Article Preview
Top1. Introduction
Access control is an important component of information security to protect data from unauthorized access. It is therefore linked to trust, privacy and data integrity (Herzberg, Mass, Mihaeli, Naor, & Ravid, 2002).
The recent explosion in produced data in every field of science has resulted in the emergence of highly data-driven sciences. These sciences, in turn, also generate new data resources adding to the increasing complexity of storing, managing and sharing this data. Therefore, in order to cope with this ''data tsunami'', adequate information platforms are necessary that can deal with the increased volume, scale and complexity related to managing, preserving and sharing these data. In 2010, the Riding the Wave report identified the need for an e-infrastructure for data management enabling seamless access, re-use and trust of data (Wood et al., 2010). The authors present challenges to improve scientific discovery and support collaboration across disciplinary and geographical boundaries. These challenges include: data preservation and curation; linking people and data; describing data through adequate metadata and semantics for data discovery; enabling interoperability and data exchange across scientific domains; and establishing trust through adequate authentication and authorization platforms.
The Epidemic Marketplace (EM) is an information platform that aims to address the above challenges in the epidemiology domain (Lopes et al., 2010). It stores and manages health-related resources, including sensitive data, such as epidemic incidence datasets (see http://www.epimarketplace.net). A major challenge to platforms like the Epidemic Marketplace is that the data is often sensitive in nature and must therefore be under adequate access control mechanisms. While some previous approaches hint towards giving resource owners more control over their resources, the standard practice for managing sensitive health-related resources is to give this responsibility to the resource owner. In some countries, this is also a legal requirement (European Commission, 1995, 2012). Therefore, there is the need to empower resource owners in the EM to control who has access to their resources.
Scientific communities, as other publishing communities, have previously adopted several approaches for access control. Some provide variations of Role-Based Access Control (Ferraiolo, Sandhu, Gavrila, Kuhn, & Chandramouli, 2001). However, such approaches are tailored to specific organizational needs and limited to administrator created roles. They do not adequately address the sharing needs of typical scientific resource creators, particularly in a vast user community where every user is potentially a dataset generator. Furthermore, permission and role assignment become increasingly complex as the number of roles required by users increase.

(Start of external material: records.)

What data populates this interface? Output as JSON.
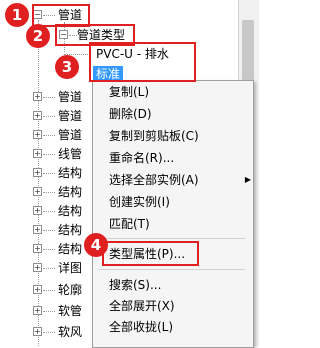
{
  "tree": {
    "root_label": "管道",
    "child_label": "管道类型",
    "grandchild_label": "PVC-U - 排水",
    "selected_label": "标准",
    "siblings": [
      "管道",
      "管道",
      "管道",
      "线管",
      "结构",
      "结构",
      "结构",
      "结构",
      "结构",
      "详图",
      "轮廓",
      "软管",
      "软风"
    ]
  },
  "menu": {
    "items": [
      "复制(L)",
      "删除(D)",
      "复制到剪贴板(C)",
      "重命名(R)...",
      "选择全部实例(A)",
      "创建实例(I)",
      "匹配(T)",
      "类型属性(P)...",
      "搜索(S)...",
      "全部展开(X)",
      "全部收拢(L)"
    ],
    "submenu_arrow": "▶"
  },
  "annotations": {
    "badges": [
      "1",
      "2",
      "3",
      "4"
    ],
    "color": "#e02020"
  },
  "icons": {
    "collapse": "−",
    "expand": "+"
  }
}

Other access control approaches explore the necessity of user-groups for larger granularity in user permissions (Chan, 2004; Kapica, 2014). However, while providing valuable insight into the problem of group-based access control, they continue to rely on administrators for the creation of user groups, and user-group assignments, in a similar way to POSIX access control lists (Grunbacher & Nuremberg, 2003). These group-based approaches vary on permission assignment, some of them demanding it to be done by users with administrative roles, while others give this responsibility to resource owners or creators.
We adopt a decentralized and discretionary approach over permission assignment as well as in the management of user groups. Additionally, our access control model includes an object structure that separates data from meta-data, enabling the search of resources without exposing sensitive data.
In this paper, we explore the implementation of access control mechanisms from these technologies enabling users to share their created resources while protecting sensitive data. We identify the access control requirements of an epidemiological resource repository and propose a group-based approach to access control over repository resources, which could also be used in similar scientific environments.